Milwaukee-based Brady Corp. increased its research and development spending by 15 percent in the first quarter of fiscal 2018, continuing its investment in new product development
“The key to our long-term success is through organic sales growth and we believe we’re making the right investments today for consistent organic sales growth,” said J. Michael Nauman, Brady president and chief executive officer.
Spending on R&D increased from $9.2 million last year to $10.5 million this year and the company is forecasting a 10 percent increase for the year.
The increase comes after Brady increased its R&D spending by 10.6 percent to $39.6 million in fiscal 2017. The company also ended the fiscal year with 234 employees working on R&D, an increase from 210 at the end of fiscal 2016.
Nauman said Brady’s focus on developing new products while also finding efficiencies throughout global operations is working.
The company reported net income of $25.8 million for the quarter, an increase of 14.6 percent. Earnings improved from 44 to 49 cents per diluted share.
Revenues increased by 3.6 percent to $290.2 million with 1.7 percent of the increase coming organically and 1.9 percent coming from foreign currency translation. Organic sales were up 2.9 percent in the identification solutions segment and down 1.4 percent in workplace safety.
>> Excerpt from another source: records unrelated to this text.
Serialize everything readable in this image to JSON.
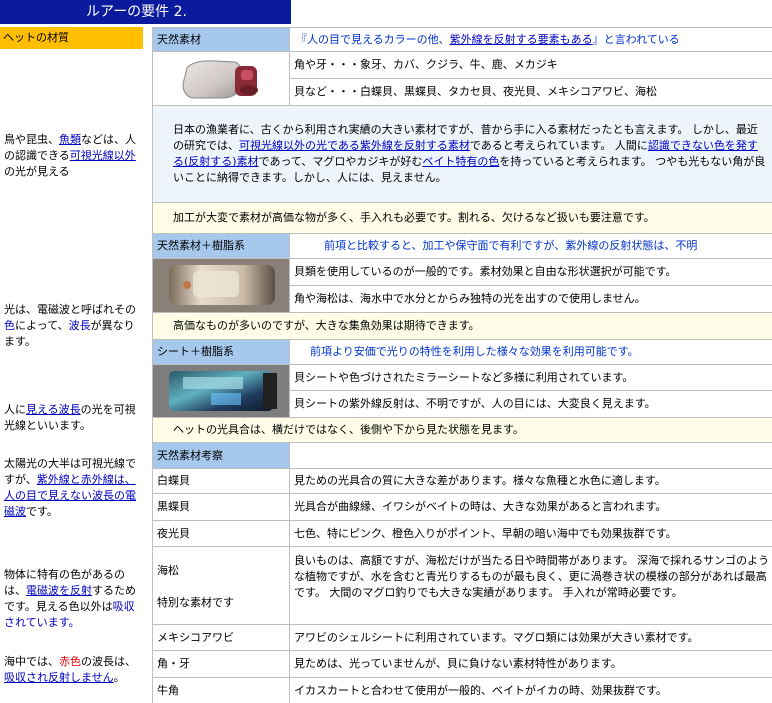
{
  "title": "ルアーの要件 2.",
  "sidebar": {
    "header": "ヘットの材質",
    "p1_a": "鳥や昆虫、",
    "p1_link1": "魚類",
    "p1_b": "などは、人の認識できる",
    "p1_link2": "可視光線以外",
    "p1_c": "の光が見える",
    "p2_a": "光は、電磁波と呼ばれその",
    "p2_link1": "色",
    "p2_b": "によって、",
    "p2_link2": "波長",
    "p2_c": "が異なります。",
    "p3_a": "人に",
    "p3_link": "見える波長",
    "p3_b": "の光を可視光線といいます。",
    "p4_a": "太陽光の大半は可視光線ですが、",
    "p4_link": "紫外線と赤外線は、人の目で見えない波長の電磁波",
    "p4_b": "です。",
    "p5_a": "物体に特有の色があるのは、",
    "p5_link1": "電磁波を反射",
    "p5_b": "するためです。見える色以外は",
    "p5_link2": "吸収されています。",
    "p6_a": "海中では、",
    "p6_red": "赤色",
    "p6_b": "の波長は、",
    "p6_link": "吸収され反射しません",
    "p6_c": "。"
  },
  "section1": {
    "header": "天然素材",
    "note_a": "『人の目で見えるカラーの他、",
    "note_link": "紫外線を反射する要素もある",
    "note_b": "』と言われている",
    "row1": "角や牙・・・象牙、カバ、クジラ、牛、鹿、メカジキ",
    "row2": "貝など・・・白蝶貝、黒蝶貝、タカセ貝、夜光貝、メキシコアワビ、海松",
    "para_a": "日本の漁業者に、古くから利用され実績の大きい素材ですが、昔から手に入る素材だったとも言えます。 しかし、最近の研究では、",
    "para_link1": "可視光線以外の光である紫外線を反射する素材",
    "para_b": "であると考えられています。 人間に",
    "para_link2": "認識できない色を発する(反射する)素材",
    "para_c": "であって、マグロやカジキが好む",
    "para_link3": "ベイト特有の色",
    "para_d": "を持っていると考えられます。 つやも光もない角が良いことに納得できます。しかし、人には、見えません。",
    "caution": "加工が大変で素材が高価な物が多く、手入れも必要です。割れる、欠けるなど扱いも要注意です。"
  },
  "section2": {
    "header": "天然素材＋樹脂系",
    "note": "前項と比較すると、加工や保守面で有利ですが、紫外線の反射状態は、不明",
    "row1": "貝類を使用しているのが一般的です。素材効果と自由な形状選択が可能です。",
    "row2": "角や海松は、海水中で水分とからみ独特の光を出すので使用しません。",
    "row3": "高価なものが多いのですが、大きな集魚効果は期待できます。"
  },
  "section3": {
    "header": "シート＋樹脂系",
    "note": "前項より安価で光りの特性を利用した様々な効果を利用可能です。",
    "row1": "貝シートや色づけされたミラーシートなど多様に利用されています。",
    "row2": "貝シートの紫外線反射は、不明ですが、人の目には、大変良く見えます。",
    "row3": "ヘットの光具合は、横だけではなく、後側や下から見た状態を見ます。"
  },
  "section4": {
    "header": "天然素材考察",
    "rows": [
      {
        "name": "白蝶貝",
        "desc": "見ための光具合の質に大きな差があります。様々な魚種と水色に適します。"
      },
      {
        "name": "黒蝶貝",
        "desc": "光具合が曲線縁、イワシがベイトの時は、大きな効果があると言われます。"
      },
      {
        "name": "夜光貝",
        "desc": "七色、特にピンク、橙色入りがポイント、早朝の暗い海中でも効果抜群です。"
      },
      {
        "name": "海松",
        "name2": "特別な素材です",
        "desc": "良いものは、高額ですが、海松だけが当たる日や時間帯があります。 深海で採れるサンゴのような植物ですが、水を含むと青光りするものが最も良く、更に渦巻き状の模様の部分があれば最高です。 大間のマグロ釣りでも大きな実績があります。 手入れが常時必要です。"
      },
      {
        "name": "メキシコアワビ",
        "desc": "アワビのシェルシートに利用されています。マグロ類には効果が大きい素材です。"
      },
      {
        "name": "角・牙",
        "desc": "見ためは、光っていませんが、貝に負けない素材特性があります。"
      },
      {
        "name": "牛角",
        "desc": "イカスカートと合わせて使用が一般的、ベイトがイカの時、効果抜群です。"
      }
    ]
  }
}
“Brady is a company that was built on innovative products and solutions that our customers value to solve their unique safety and identification challenges,” Nauman said. “We are rekindling this culture of innovation and are focused on providing solutions and great customer service to our target markets.”
In addition to increasing research and development spending, Brady has been focused on decreasing selling, general and administrative expenses. The company spent $452.2 million on SG&A in fiscal 2014 and $387.7 million last year.
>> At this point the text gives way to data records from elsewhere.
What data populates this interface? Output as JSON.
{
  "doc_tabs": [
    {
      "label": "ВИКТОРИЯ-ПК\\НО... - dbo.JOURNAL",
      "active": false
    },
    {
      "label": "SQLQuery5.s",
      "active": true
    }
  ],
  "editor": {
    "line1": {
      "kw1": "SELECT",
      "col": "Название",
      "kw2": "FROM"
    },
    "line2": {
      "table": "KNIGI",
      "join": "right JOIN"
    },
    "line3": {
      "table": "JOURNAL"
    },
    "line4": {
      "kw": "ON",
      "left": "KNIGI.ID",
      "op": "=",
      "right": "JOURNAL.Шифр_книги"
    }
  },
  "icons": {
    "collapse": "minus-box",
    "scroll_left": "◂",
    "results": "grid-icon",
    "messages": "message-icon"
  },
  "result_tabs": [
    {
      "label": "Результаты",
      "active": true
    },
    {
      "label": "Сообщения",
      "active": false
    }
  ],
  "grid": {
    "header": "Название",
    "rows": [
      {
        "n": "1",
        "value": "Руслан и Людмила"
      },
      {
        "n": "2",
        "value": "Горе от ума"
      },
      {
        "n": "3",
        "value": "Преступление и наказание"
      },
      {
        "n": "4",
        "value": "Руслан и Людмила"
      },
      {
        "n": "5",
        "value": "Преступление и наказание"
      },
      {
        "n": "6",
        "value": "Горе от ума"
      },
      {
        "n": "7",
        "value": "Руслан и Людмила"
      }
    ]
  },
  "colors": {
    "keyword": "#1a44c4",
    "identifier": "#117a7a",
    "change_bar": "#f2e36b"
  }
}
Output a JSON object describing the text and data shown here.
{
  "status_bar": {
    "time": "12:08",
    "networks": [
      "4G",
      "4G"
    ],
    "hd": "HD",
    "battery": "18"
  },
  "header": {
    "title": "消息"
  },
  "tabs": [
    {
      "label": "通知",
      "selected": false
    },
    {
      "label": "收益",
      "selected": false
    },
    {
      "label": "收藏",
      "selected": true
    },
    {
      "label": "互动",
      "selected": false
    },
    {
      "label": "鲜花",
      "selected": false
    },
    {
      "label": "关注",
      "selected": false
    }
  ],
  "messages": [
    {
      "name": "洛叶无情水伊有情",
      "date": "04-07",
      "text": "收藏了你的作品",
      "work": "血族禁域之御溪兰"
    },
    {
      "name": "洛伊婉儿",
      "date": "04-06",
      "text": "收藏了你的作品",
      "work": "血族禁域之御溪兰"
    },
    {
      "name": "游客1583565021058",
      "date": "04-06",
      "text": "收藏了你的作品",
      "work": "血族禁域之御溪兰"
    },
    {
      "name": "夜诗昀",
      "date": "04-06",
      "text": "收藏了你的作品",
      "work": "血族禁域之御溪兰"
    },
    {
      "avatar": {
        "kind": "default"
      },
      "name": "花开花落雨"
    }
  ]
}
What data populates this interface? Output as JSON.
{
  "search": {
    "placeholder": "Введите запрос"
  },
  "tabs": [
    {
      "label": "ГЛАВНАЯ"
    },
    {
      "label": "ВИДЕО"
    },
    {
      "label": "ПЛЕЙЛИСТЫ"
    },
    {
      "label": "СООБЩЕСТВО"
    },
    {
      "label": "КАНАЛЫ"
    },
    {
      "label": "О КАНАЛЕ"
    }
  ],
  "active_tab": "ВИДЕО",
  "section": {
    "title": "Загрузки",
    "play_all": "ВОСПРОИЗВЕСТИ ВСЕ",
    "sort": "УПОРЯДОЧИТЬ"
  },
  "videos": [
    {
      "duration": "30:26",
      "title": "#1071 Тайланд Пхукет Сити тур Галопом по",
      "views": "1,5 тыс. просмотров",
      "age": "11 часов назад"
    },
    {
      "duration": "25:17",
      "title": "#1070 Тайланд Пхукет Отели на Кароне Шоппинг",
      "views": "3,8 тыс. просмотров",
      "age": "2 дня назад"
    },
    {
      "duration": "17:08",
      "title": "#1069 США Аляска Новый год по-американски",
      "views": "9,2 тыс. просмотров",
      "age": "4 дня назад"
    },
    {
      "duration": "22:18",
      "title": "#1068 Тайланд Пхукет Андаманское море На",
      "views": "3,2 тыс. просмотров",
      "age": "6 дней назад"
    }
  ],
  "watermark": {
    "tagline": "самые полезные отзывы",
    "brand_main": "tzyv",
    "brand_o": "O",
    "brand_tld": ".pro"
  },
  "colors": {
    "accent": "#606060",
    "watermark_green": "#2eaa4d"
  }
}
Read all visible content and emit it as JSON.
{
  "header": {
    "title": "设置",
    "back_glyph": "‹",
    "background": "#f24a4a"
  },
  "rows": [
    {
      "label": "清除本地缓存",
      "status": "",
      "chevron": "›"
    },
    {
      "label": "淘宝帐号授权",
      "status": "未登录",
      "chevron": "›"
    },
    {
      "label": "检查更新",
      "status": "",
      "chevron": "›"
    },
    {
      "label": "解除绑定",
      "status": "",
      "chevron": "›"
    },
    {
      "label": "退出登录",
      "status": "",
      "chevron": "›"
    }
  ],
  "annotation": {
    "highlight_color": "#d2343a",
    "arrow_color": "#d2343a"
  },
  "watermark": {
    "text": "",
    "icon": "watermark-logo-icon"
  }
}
Spending was up by about $2.1 million to $100.1 million during the first quarter, but the company attributed most of that to foreign currency translation. Nauman did say Brady will be investing in additional sales people to help spur revenue in specific businesses.
Asked by analysts if the company would at some point look at more acquisitions, Nauman said there would be some, but not the kind that target competitors or market share.
“We fundamentally don’t believe that is the best way to develop a high powered growth engine with high profitability,” he said. “I fundamentally believe, rather, that as we look at acquisitions we need to look at them as an opportunity for us to bring key technology into the corporation that we can’t develop in a timely and cost effective manner ourselves.”